Pescara, parto nel bagno dell'ospedalemuore anche il secondo gemello

Il bimbo, prematuro, non ha superato una crisi respiratoria. La tragedia a tre giorni dalla morte del fratellino. I due gemelli sono stati partoriti nel bagno dell'ospedale Spirito Santo. Indagati medici e ostetriche. La famiglia: non c'era il campanello per chiedere aiuto

PESCARA. Dopo tre giorni dalla scomparsa del fratellino, anche il secondo gemellino partorito dalla madre in un bagno dell'ospedale di Pescara non ce l'ha fatta. Il piccolo, nato prematuro, è morto questa notte nel reparto di neonatologia dell'ospedale Spirito Santo dove era ricoverato in terapia intensiva. Il neonato non è riuscito a superare una crisi respiratoria.

Sulla vicenda la procura di Pescara ha aperto un'inchiesta che è stata affidata al sostituto procuratore Anna Rita Mantini. L'inchiesta è scattata a seguito della denucia presentata dalla famiglia coinvolta, residente a Sulmona. E il primo provvedimento è stato quello di disporre l'autopsia sul neonato deceduto deceduto tre giorni fa. L'esame è stato richiesto anche per il secondo neonato morto. L'incarico sarà affidato all'anatomopatologo Ildo Polidoro.

Sempre ieri è stato notificato l'avviso di garanzia a sei tra medici, ostetriche e infermierei che hanno tenuto in cura la donna nel corso della sua permanenza nell'ospedale di Pescara: per tutti l'ipotesi d'accusa è omicidio colpo. L'avviso di garanzia è per il momento un atto dovuto per dare agli indagati la possibilità di nominare un proprio esperto per assistere all'autopsia, in quanto atto «irripetibile» e alle altre operazioni peritali che saranno effettuate in questa fase dell'inchiesta.

Nel frattempo, sono emersi altri particolari sui drammatici momenti che hanno portato alla morte del gemellino. Situazioni e comportamenti dei medici e del personale in servizio riportati nelle due denunce consegnate dai genitori al commissariato di Sulmona e poi trasmesse alla questura di Pescara competente per territorio. La donna, secondo quanto riferisce l'avvocato della famiglia Alessandro Scelli, sarebbe stata ricoverata nel reparto di ostetricia in una stanza con sei posti letto invece dei cinque previsti.

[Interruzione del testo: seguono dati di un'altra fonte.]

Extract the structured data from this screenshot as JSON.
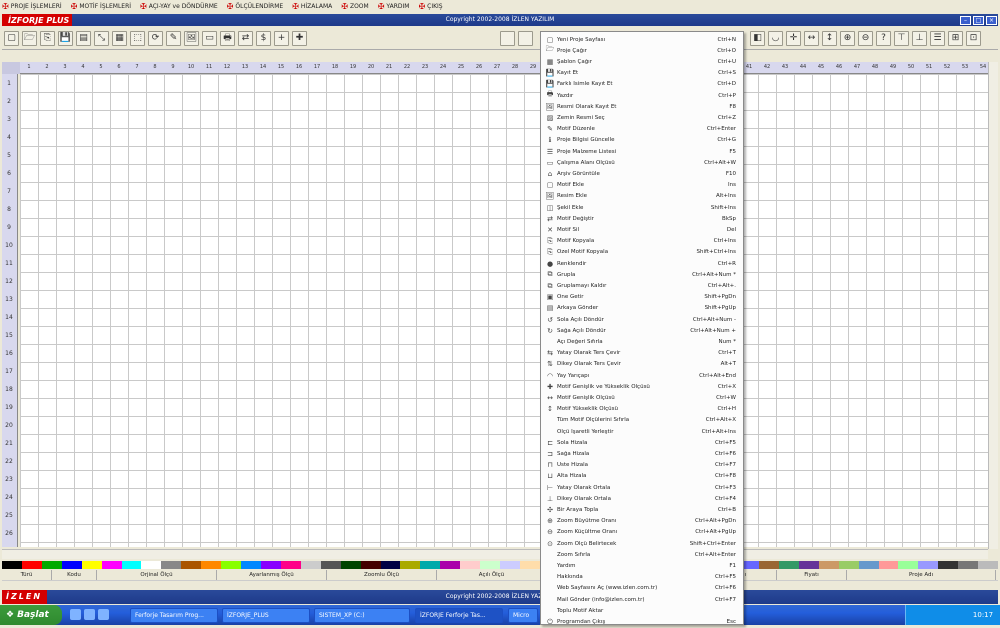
{
  "menubar": [
    {
      "label": "PROJE İŞLEMLERİ",
      "icon": "cross-icon"
    },
    {
      "label": "MOTİF İŞLEMLERİ",
      "icon": "cross-icon"
    },
    {
      "label": "AÇI-YAY ve DÖNDÜRME",
      "icon": "cross-icon"
    },
    {
      "label": "ÖLÇÜLENDİRME",
      "icon": "cross-icon"
    },
    {
      "label": "HİZALAMA",
      "icon": "cross-icon"
    },
    {
      "label": "ZOOM",
      "icon": "cross-icon"
    },
    {
      "label": "YARDIM",
      "icon": "cross-icon"
    },
    {
      "label": "ÇIKIŞ",
      "icon": "cross-icon"
    }
  ],
  "window": {
    "logo": "İZFORJE PLUS",
    "copyright": "Copyright 2002-2008 İZLEN YAZILIM"
  },
  "ruler": {
    "columns": [
      "1",
      "2",
      "3",
      "4",
      "5",
      "6",
      "7",
      "8",
      "9",
      "10",
      "11",
      "12",
      "13",
      "14",
      "15",
      "16",
      "17",
      "18",
      "19",
      "20",
      "21",
      "22",
      "23",
      "24",
      "25",
      "26",
      "27",
      "28",
      "29",
      "30",
      "31",
      "32",
      "33",
      "34",
      "35",
      "36",
      "37",
      "38",
      "39",
      "40",
      "41",
      "42",
      "43",
      "44",
      "45",
      "46",
      "47",
      "48",
      "49",
      "50",
      "51",
      "52",
      "53",
      "54"
    ],
    "rows": [
      "1",
      "2",
      "3",
      "4",
      "5",
      "6",
      "7",
      "8",
      "9",
      "10",
      "11",
      "12",
      "13",
      "14",
      "15",
      "16",
      "17",
      "18",
      "19",
      "20",
      "21",
      "22",
      "23",
      "24",
      "25",
      "26"
    ]
  },
  "status": {
    "columns": [
      "Türü",
      "Kodu",
      "Orjinal Ölçü",
      "Ayarlanmış Ölçü",
      "Zoomlu Ölçü",
      "Açılı Ölçü",
      "",
      "Ağırlığı",
      "Fiyatı",
      "Proje Adı"
    ]
  },
  "bottombar": {
    "logo": "İZLEN",
    "copyright": "Copyright 2002-2008 İZLEN YAZILIM"
  },
  "taskbar": {
    "start": "Başlat",
    "tasks": [
      "Ferforje Tasarım Prog...",
      "İZFORJE_PLUS",
      "SISTEM_XP (C:)",
      "İZFORJE Ferforje Tas...",
      "Micro"
    ],
    "clock": "10:17"
  },
  "context_menu": [
    {
      "label": "Yeni Proje Sayfası",
      "shortcut": "Ctrl+N",
      "icon": "new-page-icon"
    },
    {
      "label": "Proje Çağır",
      "shortcut": "Ctrl+O",
      "icon": "open-icon"
    },
    {
      "label": "Şablon Çağır",
      "shortcut": "Ctrl+U",
      "icon": "template-icon"
    },
    {
      "label": "Kayıt Et",
      "shortcut": "Ctrl+S",
      "icon": "save-icon"
    },
    {
      "label": "Farklı İsimle Kayıt Et",
      "shortcut": "Ctrl+D",
      "icon": "save-as-icon"
    },
    {
      "label": "Yazdır",
      "shortcut": "Ctrl+P",
      "icon": "print-icon"
    },
    {
      "label": "Resmi Olarak Kayıt Et",
      "shortcut": "F8",
      "icon": "image-save-icon"
    },
    {
      "label": "Zemin Resmi Seç",
      "shortcut": "Ctrl+Z",
      "icon": "background-icon"
    },
    {
      "label": "Motif Düzenle",
      "shortcut": "Ctrl+Enter",
      "icon": "edit-icon"
    },
    {
      "label": "Proje Bilgisi Güncelle",
      "shortcut": "Ctrl+G",
      "icon": "info-icon"
    },
    {
      "label": "Proje Malzeme Listesi",
      "shortcut": "F5",
      "icon": "list-icon"
    },
    {
      "label": "Çalışma Alanı Ölçüsü",
      "shortcut": "Ctrl+Alt+W",
      "icon": "workspace-icon"
    },
    {
      "label": "Arşiv Görüntüle",
      "shortcut": "F10",
      "icon": "archive-icon"
    },
    {
      "label": "Motif Ekle",
      "shortcut": "Ins",
      "icon": "add-motif-icon"
    },
    {
      "label": "Resim Ekle",
      "shortcut": "Alt+Ins",
      "icon": "add-image-icon"
    },
    {
      "label": "Şekil Ekle",
      "shortcut": "Shift+Ins",
      "icon": "add-shape-icon"
    },
    {
      "label": "Motif Değiştir",
      "shortcut": "BkSp",
      "icon": "change-icon"
    },
    {
      "label": "Motif Sil",
      "shortcut": "Del",
      "icon": "delete-icon"
    },
    {
      "label": "Motif Kopyala",
      "shortcut": "Ctrl+Ins",
      "icon": "copy-icon"
    },
    {
      "label": "Özel Motif Kopyala",
      "shortcut": "Shift+Ctrl+Ins",
      "icon": "special-copy-icon"
    },
    {
      "label": "Renklendir",
      "shortcut": "Ctrl+R",
      "icon": "color-icon"
    },
    {
      "label": "Grupla",
      "shortcut": "Ctrl+Alt+Num *",
      "icon": "group-icon"
    },
    {
      "label": "Gruplamayı Kaldır",
      "shortcut": "Ctrl+Alt+.",
      "icon": "ungroup-icon"
    },
    {
      "label": "Öne Getir",
      "shortcut": "Shift+PgDn",
      "icon": "bring-front-icon"
    },
    {
      "label": "Arkaya Gönder",
      "shortcut": "Shift+PgUp",
      "icon": "send-back-icon"
    },
    {
      "label": "Sola Açılı Döndür",
      "shortcut": "Ctrl+Alt+Num -",
      "icon": "rotate-left-icon"
    },
    {
      "label": "Sağa Açılı Döndür",
      "shortcut": "Ctrl+Alt+Num +",
      "icon": "rotate-right-icon"
    },
    {
      "label": "Açı Değeri Sıfırla",
      "shortcut": "Num *",
      "icon": ""
    },
    {
      "label": "Yatay Olarak Ters Çevir",
      "shortcut": "Ctrl+T",
      "icon": "flip-h-icon"
    },
    {
      "label": "Dikey Olarak Ters Çevir",
      "shortcut": "Alt+T",
      "icon": "flip-v-icon"
    },
    {
      "label": "Yay Yarıçapı",
      "shortcut": "Ctrl+Alt+End",
      "icon": "arc-icon"
    },
    {
      "label": "Motif Genişlik ve Yükseklik Ölçüsü",
      "shortcut": "Ctrl+X",
      "icon": "size-icon"
    },
    {
      "label": "Motif Genişlik Ölçüsü",
      "shortcut": "Ctrl+W",
      "icon": "width-icon"
    },
    {
      "label": "Motif Yükseklik Ölçüsü",
      "shortcut": "Ctrl+H",
      "icon": "height-icon"
    },
    {
      "label": "Tüm Motif Ölçülerini Sıfırla",
      "shortcut": "Ctrl+Alt+X",
      "icon": ""
    },
    {
      "label": "Ölçü İşaretli Yerleştir",
      "shortcut": "Ctrl+Alt+Ins",
      "icon": ""
    },
    {
      "label": "Sola Hizala",
      "shortcut": "Ctrl+F5",
      "icon": "align-left-icon"
    },
    {
      "label": "Sağa Hizala",
      "shortcut": "Ctrl+F6",
      "icon": "align-right-icon"
    },
    {
      "label": "Üste Hizala",
      "shortcut": "Ctrl+F7",
      "icon": "align-top-icon"
    },
    {
      "label": "Alta Hizala",
      "shortcut": "Ctrl+F8",
      "icon": "align-bottom-icon"
    },
    {
      "label": "Yatay Olarak Ortala",
      "shortcut": "Ctrl+F3",
      "icon": "center-h-icon"
    },
    {
      "label": "Dikey Olarak Ortala",
      "shortcut": "Ctrl+F4",
      "icon": "center-v-icon"
    },
    {
      "label": "Bir Araya Topla",
      "shortcut": "Ctrl+B",
      "icon": "gather-icon"
    },
    {
      "label": "Zoom Büyütme Oranı",
      "shortcut": "Ctrl+Alt+PgDn",
      "icon": "zoom-in-icon"
    },
    {
      "label": "Zoom Küçültme Oranı",
      "shortcut": "Ctrl+Alt+PgUp",
      "icon": "zoom-out-icon"
    },
    {
      "label": "Zoom Ölçü Belirtecek",
      "shortcut": "Shift+Ctrl+Enter",
      "icon": "zoom-measure-icon"
    },
    {
      "label": "Zoom Sıfırla",
      "shortcut": "Ctrl+Alt+Enter",
      "icon": ""
    },
    {
      "label": "Yardım",
      "shortcut": "F1",
      "icon": ""
    },
    {
      "label": "Hakkında",
      "shortcut": "Ctrl+F5",
      "icon": ""
    },
    {
      "label": "Web Sayfasını Aç (www.izlen.com.tr)",
      "shortcut": "Ctrl+F6",
      "icon": ""
    },
    {
      "label": "Mail Gönder (info@izlen.com.tr)",
      "shortcut": "Ctrl+F7",
      "icon": ""
    },
    {
      "label": "Toplu Motif Aktar",
      "shortcut": "",
      "icon": ""
    },
    {
      "label": "Programdan Çıkış",
      "shortcut": "Esc",
      "icon": "exit-icon"
    }
  ],
  "colors": {
    "accent": "#d40000",
    "titlebar": "#1e3a8a",
    "grid": "#c9c9c9"
  },
  "palette": [
    "#000000",
    "#ff0000",
    "#00aa00",
    "#0000ff",
    "#ffff00",
    "#ff00ff",
    "#00ffff",
    "#ffffff",
    "#888888",
    "#aa5500",
    "#ff8800",
    "#88ff00",
    "#0088ff",
    "#8800ff",
    "#ff0088",
    "#cccccc",
    "#555555",
    "#004400",
    "#440000",
    "#000044",
    "#aaaa00",
    "#00aaaa",
    "#aa00aa",
    "#ffcccc",
    "#ccffcc",
    "#ccccff",
    "#ffddaa",
    "#ddaaff",
    "#aaffdd",
    "#663300",
    "#336600",
    "#003366",
    "#990000",
    "#009900",
    "#000099",
    "#ff6666",
    "#66ff66",
    "#6666ff",
    "#996633",
    "#339966",
    "#663399",
    "#cc9966",
    "#99cc66",
    "#6699cc",
    "#ff9999",
    "#99ff99",
    "#9999ff",
    "#333333",
    "#777777",
    "#bbbbbb"
  ]
}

«Una stanza», sottolinea il legale, «senza campanello d'allarme e con difficoltà da parte delle puerpere ricoverate, di comunicare con il personale in servizio. La mia assistita, che si trovava al sesto mese di una gravidanza gemellare», aggiunge Scelli, «era stata ricoverata dopo aver avuto delle minacce d'aborto e nel corso della degenza è stata autorizzata dai medici a recarsi al bagno in caso di necessità».

Ed è proprio mentre era in bagno che la donna è stata colta da forti dolori addominali. «È stata lesta a capire che stava accadendo qualcosa», prosegue l'avvocato, «e si è immediatamente distesa sul pavimento, poi ha chiesto aiuto».